I’ve not used Azure Logic App at all, but I do talk to Microsoft Graph API from RT for calendar/event generation. I’ve found that the Microsoft cloud can be pretty flaky sometimes - you get Bad Gateway responses, timeouts, etc from a request which, if retried after a pause, may then work. This seems to happen in bursts, which I’m guessing means something comes gets overloaded or unhinged in MIcrosoft’s cloud and takes a while to be noticed & fixed. We had a few days of it a week or so ago and it’s now fine again, without us touching our local code in our RT at all. Chums I know who do Windows stuff get similar issues from Powershell provisioning of objects in Azure too.

Hi, thanks for the reply!
I actually forgot to mention it, but yes, the script works locally with the exact same code and url. This is what makes this even stranger.

Basically your guess is that it is just unreliable?

Maybe.
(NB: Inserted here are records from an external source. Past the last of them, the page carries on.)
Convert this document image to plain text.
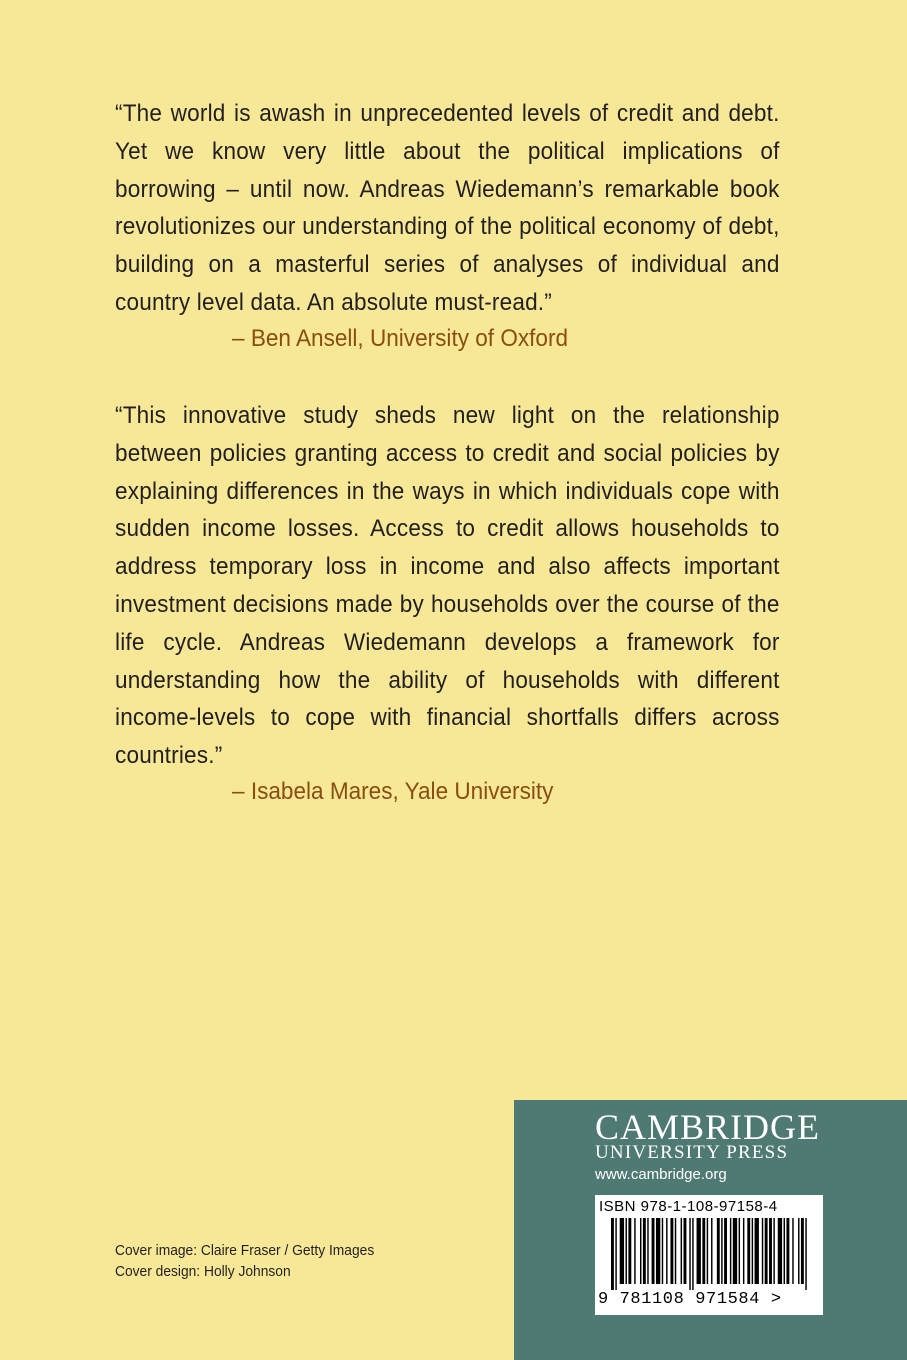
“The world is awash in unprecedented levels of credit and debt. Yet we know very little about the political implications of borrowing – until now. Andreas Wiedemann’s remarkable book revolutionizes our understanding of the political economy of debt, building on a masterful series of analyses of individual and country level data. An absolute must-read.”
– Ben Ansell, University of Oxford
“This innovative study sheds new light on the relationship between policies granting access to credit and social policies by explaining differences in the ways in which individuals cope with sudden income losses. Access to credit allows households to address temporary loss in income and also affects important investment decisions made by households over the course of the life cycle. Andreas Wiedemann develops a framework for understanding how the ability of households with different income-levels to cope with financial shortfalls differs across countries.”
– Isabela Mares, Yale University
Cover image: Claire Fraser / Getty Images
Cover design: Holly Johnson
CAMBRIDGE
UNIVERSITY PRESS
www.cambridge.org
ISBN 978-1-108-97158-4
9 781108 971584 >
The other option is that your web server/security is configured to somehow block out going network traffic from code being run in the web server (such as RT), but that wouldn’t explain how you could send it to the webhook.site URL OK.

If you compare the request being sent from your outside-of-RT script to the one sent from from your scrip, is there any difference? Maybe use Data::Dumper to dump the $req structure and compare them?

The code in the local script and the one in RT are exactly the same, basically a copy-paste. I tried what you suggested and the structures have the exact same content. The only difference is that the fields are printed in a different order in the two cases, but I doubt that is of any relevance. I will paste both outputs here anyways.

RT scrip $req structure:

$VAR1 = bless( {
‘_content’ => ‘{“ticketid”:93104}’,
‘_method’ => ‘POST’,
‘_headers’ => bless( {
‘content-type’ => ‘application/json’
}, ‘HTTP::Headers’ ),
‘_uri’ => bless( do{(my $o = ‘https://ticket-app.azurewebsites.net:443/api/xxx’)}, ‘URI::https’ )
}, ‘HTTP::Request’ );

Local script $req structure:

$VAR1 = bless( {
‘_uri’ => bless( do{(my $o = ‘https://ticket-app.azurewebsites.net:443/api/xxx’)}, ‘URI::https’ ),
‘_headers’ => bless( {
‘content-type’ => ‘application/json’
}, ‘HTTP::Headers’ ),
‘_content’ => ‘{“ticketid”:93092}’,
‘_method’ => ‘POST’
}, ‘HTTP::Request’ );

Hmm… OK, that discounts some odd header difference. Is there anything in the web server error log?

Also is SELinux installed/turned on? That can limit outgoing requests from scripts, but I’d guess you’d see a line in the audit log to say it was blocking them.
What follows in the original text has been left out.